Что бы сервисы стартовали при перезагрузке, создадим стартовые скрипты:

Для хоста A

cat /etc/init.d/openvpn_A

#!/bin/sh /etc/rc.common
START=99
start() {
/usr/sbin/openvpn --daemon openvpn_A --cd /etc/openvpn --config /etc/openvpn/A.conf --writepid /var/run/openvpn.A.pid
}

и для хоста B

cat /etc/init.d/openvpn_B

#!/bin/sh /etc/rc.common
START=99
start() {
/usr/sbin/openvpn --daemon openvpn_B --cd /etc/openvpn --config /etc/openvpn/B.conf --writepid /var/run/openvpn.B.pid
}

И напоследок создадим симлинки в директории /etc/rc.d:

#ln -s   ../init.d/openvpn_A   S99openvpn_A
#ln -s   ../init.d/openvpn_B   S99openvpn_B

4) Запуск.

Что бы заставить работать у нас 2 варианта: либо перезагрузить роутер, либо запустить вручную. Пойдём по второму пути: запускаем стартовые скрипты:

#/etc/init.d/openvpn_A start
#/etc/init.d/openvpn_A start
#/etc/init.d/cron start

По умолчанию, если файл /etc/crontabs/root пустой, то cron не запускается автоматически. Если у вас он не пустой — тогда последнюю команду не нужно выполнять.

Клиенты openvpn и 2 канала у сервера: 6 комментариев

  1. maxfd

    Можно проще, используя встроенные возможности openvpn.
    Достаточно создать один файл конфигурации openvpn на клиенте, и в нём прописать секции для каждого IP-адреса сервера. Также в этих секциях можно специфические для каждого IP-адреса настройки, но это не для данного случая. При наличии в настройках клиента опций «ping-restart m» или «keepalive n m», начнётся попытка соединения со следующим сервером через m секунд, если предыдущее подключение было нерабочим.
    Т.е. в файле настроек неизменные части сохранятся, добавятся секции :

    cat /etc/openvpn/ABC.conf

    client
    proto udp
    dev tap2

    remote AA.AA.AA.AA:1194

    remote BB.BB.BB.BB:1194

    nobind
    persist-key
    keepalive 10 120
    cipher BF-CBC
    comp-lzo
    verb 0
    ca /etc/openvpn/ca.crt
    cert /etc/openvpn/client.crt
    key /etc/openvpn/client.key

  2. maxfd

    Не прошло принципиальное содержимое, попытаюсь ещё раз.

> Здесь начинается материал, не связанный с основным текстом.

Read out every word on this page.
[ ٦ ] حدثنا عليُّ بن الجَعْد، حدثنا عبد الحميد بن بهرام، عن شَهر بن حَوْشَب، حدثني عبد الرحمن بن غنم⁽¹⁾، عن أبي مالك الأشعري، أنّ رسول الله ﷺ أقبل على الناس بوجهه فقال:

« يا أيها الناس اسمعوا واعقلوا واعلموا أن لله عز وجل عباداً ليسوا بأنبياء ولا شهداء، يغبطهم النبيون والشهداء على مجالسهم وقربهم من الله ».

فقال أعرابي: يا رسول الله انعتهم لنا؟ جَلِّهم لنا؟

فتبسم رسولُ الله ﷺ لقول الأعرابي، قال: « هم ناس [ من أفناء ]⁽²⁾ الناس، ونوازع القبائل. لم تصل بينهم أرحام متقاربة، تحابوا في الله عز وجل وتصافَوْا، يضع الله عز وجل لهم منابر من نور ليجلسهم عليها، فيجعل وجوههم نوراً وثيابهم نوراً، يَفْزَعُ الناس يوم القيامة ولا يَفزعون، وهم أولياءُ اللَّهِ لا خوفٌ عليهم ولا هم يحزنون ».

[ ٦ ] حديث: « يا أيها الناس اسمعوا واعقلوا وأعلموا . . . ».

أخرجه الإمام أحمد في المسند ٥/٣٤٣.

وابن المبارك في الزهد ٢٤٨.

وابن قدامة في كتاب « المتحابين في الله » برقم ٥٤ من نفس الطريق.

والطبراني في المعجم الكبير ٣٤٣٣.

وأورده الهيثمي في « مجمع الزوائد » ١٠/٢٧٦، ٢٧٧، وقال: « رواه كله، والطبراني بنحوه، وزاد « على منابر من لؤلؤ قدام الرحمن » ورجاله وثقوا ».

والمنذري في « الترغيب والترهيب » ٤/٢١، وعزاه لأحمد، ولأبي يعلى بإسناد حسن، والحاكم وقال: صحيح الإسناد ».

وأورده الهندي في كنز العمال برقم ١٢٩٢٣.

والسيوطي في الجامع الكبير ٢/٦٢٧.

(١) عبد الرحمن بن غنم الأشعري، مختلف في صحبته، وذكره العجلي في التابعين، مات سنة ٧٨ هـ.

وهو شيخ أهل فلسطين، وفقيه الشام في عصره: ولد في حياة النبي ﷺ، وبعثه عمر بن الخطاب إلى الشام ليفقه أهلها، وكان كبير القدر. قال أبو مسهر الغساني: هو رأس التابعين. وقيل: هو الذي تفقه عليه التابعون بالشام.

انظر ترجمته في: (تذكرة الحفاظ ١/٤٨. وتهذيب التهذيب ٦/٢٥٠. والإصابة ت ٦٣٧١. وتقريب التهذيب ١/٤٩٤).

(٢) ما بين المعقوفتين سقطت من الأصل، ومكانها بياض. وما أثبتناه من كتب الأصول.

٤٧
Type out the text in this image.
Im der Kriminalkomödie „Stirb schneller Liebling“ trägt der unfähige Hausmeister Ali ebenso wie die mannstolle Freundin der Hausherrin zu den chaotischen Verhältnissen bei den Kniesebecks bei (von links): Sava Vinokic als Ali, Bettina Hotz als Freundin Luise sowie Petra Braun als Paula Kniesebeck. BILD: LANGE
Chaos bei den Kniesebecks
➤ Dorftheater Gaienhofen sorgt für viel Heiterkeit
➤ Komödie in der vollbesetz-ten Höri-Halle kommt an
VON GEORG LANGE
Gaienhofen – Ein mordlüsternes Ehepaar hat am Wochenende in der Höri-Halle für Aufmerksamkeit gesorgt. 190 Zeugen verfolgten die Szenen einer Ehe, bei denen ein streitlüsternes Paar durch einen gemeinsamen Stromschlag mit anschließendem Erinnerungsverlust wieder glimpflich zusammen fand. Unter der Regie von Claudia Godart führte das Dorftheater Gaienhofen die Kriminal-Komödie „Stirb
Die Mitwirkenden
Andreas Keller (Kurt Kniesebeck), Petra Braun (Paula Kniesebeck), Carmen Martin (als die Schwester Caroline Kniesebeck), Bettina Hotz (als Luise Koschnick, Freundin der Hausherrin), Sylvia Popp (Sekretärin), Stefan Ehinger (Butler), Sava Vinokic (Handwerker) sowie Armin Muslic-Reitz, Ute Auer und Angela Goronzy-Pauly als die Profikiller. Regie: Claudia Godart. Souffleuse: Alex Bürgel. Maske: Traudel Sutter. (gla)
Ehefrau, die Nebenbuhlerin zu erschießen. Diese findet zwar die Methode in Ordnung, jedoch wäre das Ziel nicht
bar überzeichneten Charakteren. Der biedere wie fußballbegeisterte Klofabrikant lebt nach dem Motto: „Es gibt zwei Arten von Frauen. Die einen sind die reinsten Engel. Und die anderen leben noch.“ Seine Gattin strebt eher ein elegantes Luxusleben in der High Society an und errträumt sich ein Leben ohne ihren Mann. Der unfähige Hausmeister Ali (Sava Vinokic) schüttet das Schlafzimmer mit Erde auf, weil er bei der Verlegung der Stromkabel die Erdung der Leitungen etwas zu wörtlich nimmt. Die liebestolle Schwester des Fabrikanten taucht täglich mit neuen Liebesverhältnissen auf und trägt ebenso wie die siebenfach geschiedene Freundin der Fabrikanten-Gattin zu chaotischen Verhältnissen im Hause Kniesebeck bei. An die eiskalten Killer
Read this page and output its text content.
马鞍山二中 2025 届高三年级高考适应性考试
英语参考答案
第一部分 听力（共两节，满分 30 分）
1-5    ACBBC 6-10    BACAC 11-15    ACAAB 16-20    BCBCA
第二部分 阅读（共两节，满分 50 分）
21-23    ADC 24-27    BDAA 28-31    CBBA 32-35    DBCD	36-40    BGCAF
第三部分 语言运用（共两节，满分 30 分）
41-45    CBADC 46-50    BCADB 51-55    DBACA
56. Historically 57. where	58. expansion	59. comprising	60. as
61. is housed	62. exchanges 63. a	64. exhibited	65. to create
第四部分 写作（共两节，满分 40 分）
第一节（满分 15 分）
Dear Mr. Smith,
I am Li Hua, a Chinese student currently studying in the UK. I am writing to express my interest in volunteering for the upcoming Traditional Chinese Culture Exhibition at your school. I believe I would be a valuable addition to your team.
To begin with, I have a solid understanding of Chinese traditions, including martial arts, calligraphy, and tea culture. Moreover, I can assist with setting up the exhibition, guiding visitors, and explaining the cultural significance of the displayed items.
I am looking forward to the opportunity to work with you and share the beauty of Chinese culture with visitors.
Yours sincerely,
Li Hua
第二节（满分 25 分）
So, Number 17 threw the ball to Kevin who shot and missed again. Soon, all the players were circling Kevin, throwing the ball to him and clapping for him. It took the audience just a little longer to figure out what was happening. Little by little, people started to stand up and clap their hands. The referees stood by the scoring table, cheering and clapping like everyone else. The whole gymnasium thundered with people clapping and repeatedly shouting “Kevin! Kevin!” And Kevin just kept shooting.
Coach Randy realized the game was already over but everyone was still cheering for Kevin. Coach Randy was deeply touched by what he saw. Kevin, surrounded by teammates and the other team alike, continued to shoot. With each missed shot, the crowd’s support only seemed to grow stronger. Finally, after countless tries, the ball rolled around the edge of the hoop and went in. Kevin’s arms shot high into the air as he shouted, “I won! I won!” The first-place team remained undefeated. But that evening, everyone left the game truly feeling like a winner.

    Можно проще, используя встроенные возможности openvpn.
    Достаточно создать один файл конфигурации openvpn на клиенте, и в нём прописать секции для каждого IP-адреса сервера. Также в этих секциях можно специфические для каждого IP-адреса настройки, но это не для данного случая. При наличии в настройках клиента опций «ping-restart m» или «keepalive n m», начнётся попытка соединения со следующим сервером через m секунд, если предыдущее подключение было нерабочим.
    Т.е. в файле настроек неизменные части сохранятся, добавятся секции connection:

    cat /etc/openvpn/ABC.conf

    client
    proto udp
    dev tap2

    remote AA.AA.AA.AA:1194

    remote BB.BB.BB.BB:1194

    nobind
    persist-key
    keepalive 10 120
    cipher BF-CBC
    comp-lzo
    verb 0
    ca /etc/openvpn/ca.crt
    cert /etc/openvpn/client.crt
    key /etc/openvpn/client.key

  3. maxfd

    Невидны тэги в угловых скобках, похожие таким образом на HTML тэги. Нужно угловые скобки экранировать. Параметр conntction должен быть в угловых скобках. Можно было бы отредактировать, сделал бы, но приходится применить третью попытку.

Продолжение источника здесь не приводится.